In 2011, just weeks into his first term and following sweeping Republican victories in the state Legislature, Walker unveiled what became known as Act 10. The bill eliminated nearly all issues on which public employee unions could collectively bargain and made it much harder for those workers to organize.

The bill sparked massive, weeks-long demonstrations on the statehouse grounds and prompted Democratic senators to leave the state to prevent a quick vote on the measure. Months after the bill passed, opponents began efforts to recall the governor.

Walker, however, survived the recall — the first governor in U.S. history to do so — and emerged as a conservative hero with a national network of potential donors.

Last year, Walker won re-election as governor, and although he initially attempted to distance himself from labor controversies in his second term, he signed legislation making Wisconsin the 25th "right-to-work" state earlier this year.

Now that he's officially in the race for 2016, Walker and his team aren't exactly shying away from those debates.

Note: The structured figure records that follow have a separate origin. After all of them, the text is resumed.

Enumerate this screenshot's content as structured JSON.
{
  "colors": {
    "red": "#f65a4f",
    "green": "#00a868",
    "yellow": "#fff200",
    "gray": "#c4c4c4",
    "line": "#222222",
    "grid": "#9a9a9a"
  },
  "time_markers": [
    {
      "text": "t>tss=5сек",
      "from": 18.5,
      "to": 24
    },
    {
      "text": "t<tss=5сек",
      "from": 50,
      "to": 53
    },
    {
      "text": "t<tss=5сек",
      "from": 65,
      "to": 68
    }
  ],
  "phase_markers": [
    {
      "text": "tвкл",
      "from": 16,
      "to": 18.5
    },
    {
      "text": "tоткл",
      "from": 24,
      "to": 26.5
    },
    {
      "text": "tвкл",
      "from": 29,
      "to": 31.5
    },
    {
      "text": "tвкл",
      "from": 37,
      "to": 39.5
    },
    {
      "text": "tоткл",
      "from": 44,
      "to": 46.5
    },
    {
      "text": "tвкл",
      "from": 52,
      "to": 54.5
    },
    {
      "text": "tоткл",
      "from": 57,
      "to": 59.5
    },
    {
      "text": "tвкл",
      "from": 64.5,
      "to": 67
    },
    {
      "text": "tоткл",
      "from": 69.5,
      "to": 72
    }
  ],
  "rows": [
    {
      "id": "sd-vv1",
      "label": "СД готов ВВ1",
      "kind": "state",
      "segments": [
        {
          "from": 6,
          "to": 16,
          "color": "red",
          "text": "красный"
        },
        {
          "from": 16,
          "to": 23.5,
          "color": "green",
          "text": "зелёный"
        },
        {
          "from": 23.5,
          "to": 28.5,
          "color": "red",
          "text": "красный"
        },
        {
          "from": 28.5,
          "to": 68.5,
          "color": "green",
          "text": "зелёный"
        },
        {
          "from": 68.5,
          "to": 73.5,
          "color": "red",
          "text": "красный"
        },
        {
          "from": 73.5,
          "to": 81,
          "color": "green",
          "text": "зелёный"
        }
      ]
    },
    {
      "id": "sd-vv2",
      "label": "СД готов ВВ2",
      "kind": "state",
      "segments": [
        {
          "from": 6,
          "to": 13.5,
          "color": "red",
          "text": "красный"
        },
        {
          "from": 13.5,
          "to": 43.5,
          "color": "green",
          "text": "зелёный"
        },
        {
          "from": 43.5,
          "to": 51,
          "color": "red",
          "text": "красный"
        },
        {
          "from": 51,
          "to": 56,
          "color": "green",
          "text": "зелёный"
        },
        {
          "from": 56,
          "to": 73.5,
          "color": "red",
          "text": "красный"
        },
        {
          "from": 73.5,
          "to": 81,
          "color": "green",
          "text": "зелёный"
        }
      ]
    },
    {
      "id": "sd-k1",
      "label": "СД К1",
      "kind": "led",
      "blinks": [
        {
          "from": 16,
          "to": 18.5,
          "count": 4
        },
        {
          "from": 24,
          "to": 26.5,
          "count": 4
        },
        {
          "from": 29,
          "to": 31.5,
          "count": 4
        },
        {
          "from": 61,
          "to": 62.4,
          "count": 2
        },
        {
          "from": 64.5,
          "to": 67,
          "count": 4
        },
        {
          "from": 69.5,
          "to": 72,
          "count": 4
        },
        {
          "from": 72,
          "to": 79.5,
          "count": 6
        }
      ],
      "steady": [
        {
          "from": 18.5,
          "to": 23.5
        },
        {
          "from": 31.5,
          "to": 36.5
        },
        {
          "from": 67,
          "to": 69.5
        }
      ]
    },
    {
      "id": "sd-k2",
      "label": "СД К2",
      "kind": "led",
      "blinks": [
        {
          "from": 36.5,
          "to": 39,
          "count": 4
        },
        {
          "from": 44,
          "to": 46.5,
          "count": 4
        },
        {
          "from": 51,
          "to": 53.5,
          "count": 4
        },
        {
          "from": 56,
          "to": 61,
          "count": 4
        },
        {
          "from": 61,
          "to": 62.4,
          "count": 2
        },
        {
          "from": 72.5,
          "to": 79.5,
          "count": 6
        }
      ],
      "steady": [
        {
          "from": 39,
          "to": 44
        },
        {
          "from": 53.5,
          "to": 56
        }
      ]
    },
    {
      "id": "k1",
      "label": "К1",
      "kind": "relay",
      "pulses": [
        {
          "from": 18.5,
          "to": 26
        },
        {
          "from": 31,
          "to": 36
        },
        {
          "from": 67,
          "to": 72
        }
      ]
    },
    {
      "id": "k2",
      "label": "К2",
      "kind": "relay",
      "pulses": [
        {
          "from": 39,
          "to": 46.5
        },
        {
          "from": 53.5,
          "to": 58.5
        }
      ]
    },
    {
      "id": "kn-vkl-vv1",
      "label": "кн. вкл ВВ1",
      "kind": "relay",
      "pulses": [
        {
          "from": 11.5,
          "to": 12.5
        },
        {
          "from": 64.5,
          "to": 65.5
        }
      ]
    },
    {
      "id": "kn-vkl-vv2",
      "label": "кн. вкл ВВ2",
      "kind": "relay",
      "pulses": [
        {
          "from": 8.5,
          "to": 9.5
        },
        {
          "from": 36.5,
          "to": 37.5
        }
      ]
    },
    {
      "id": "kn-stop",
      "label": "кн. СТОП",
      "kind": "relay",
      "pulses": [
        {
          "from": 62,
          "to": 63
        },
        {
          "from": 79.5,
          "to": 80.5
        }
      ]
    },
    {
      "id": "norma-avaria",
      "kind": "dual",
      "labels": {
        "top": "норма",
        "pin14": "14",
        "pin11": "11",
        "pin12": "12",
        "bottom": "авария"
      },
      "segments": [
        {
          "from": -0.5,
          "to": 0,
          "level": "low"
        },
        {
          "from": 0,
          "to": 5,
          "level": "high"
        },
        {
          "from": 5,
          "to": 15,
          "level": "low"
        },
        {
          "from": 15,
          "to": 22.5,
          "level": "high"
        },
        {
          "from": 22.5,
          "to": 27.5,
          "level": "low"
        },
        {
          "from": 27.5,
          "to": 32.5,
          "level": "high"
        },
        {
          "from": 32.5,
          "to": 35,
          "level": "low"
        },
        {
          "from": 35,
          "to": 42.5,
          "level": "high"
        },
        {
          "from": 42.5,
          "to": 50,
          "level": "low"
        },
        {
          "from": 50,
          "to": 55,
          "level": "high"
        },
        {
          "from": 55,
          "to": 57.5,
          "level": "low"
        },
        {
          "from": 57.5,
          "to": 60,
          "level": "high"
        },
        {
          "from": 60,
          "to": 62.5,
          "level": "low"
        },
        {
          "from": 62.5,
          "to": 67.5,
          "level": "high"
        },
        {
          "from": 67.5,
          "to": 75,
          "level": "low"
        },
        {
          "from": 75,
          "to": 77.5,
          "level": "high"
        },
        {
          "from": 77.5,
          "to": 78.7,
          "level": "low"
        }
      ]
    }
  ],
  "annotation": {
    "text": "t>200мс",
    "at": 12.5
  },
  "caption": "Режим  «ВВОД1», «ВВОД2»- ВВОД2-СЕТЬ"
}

"We enacted big bold reforms, took power out of the hands of the big government special interests and gave it to the hard-working taxpayers," the governor said in a video announcing his candidacy that includes footage of the 2011 protests.

Walker's top campaign aide, Rick Wiley, told the Associated Press that the battle with public employee unions was the "first introduction to Walker" for many and remains "one of our biggest assets."

Labor leaders, meanwhile, also hoped to remind their supporters of the debate from four years ago.

"Scott Walker has governed with little regard for the people of Wisconsin and total affection for pleasing those who write his campaign checks," said Wisconsin AFL-CIO President Phil Neuenfeldt.